The thing is, if you turn it on right away you never get a chance to see and fix a bunch of low hanging fruit optimizations that can really help you out. You don't know about them until you start to run up against scaling issues despite all your caching. Once you're there, it's not any fun to try to go back, find and fix those original bottlenecks, so you don't have much option but to start throwing hardware at it.

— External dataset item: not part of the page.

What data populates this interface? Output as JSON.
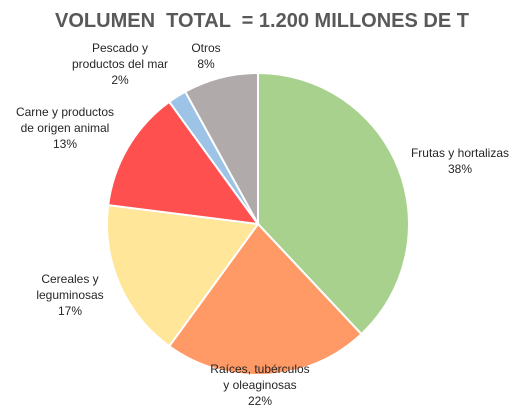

If, on the other hand you hold off and handle your first few scaling episodes by making your queries and code faster, only adding caching after you're not seeing returns from that other stuff anymore, you'll be able to go a lot farther before you have to start adding hardware.

Or if you are using Objectify:

  @Cached
  public class MyEntity {
      @Id Long id;
      ...
  }
:)
On what setup do you serve 100 pages a second that is talking directly to the database?
C#/ASP.NET/SQL Server, all out of the box, running database and web server on a single machine that would have been a middle of the road dev box 4 years ago.

That box is running about 20 sites, some big, some small, usually no more than one of them getting TechCrunched/Redditted at a time.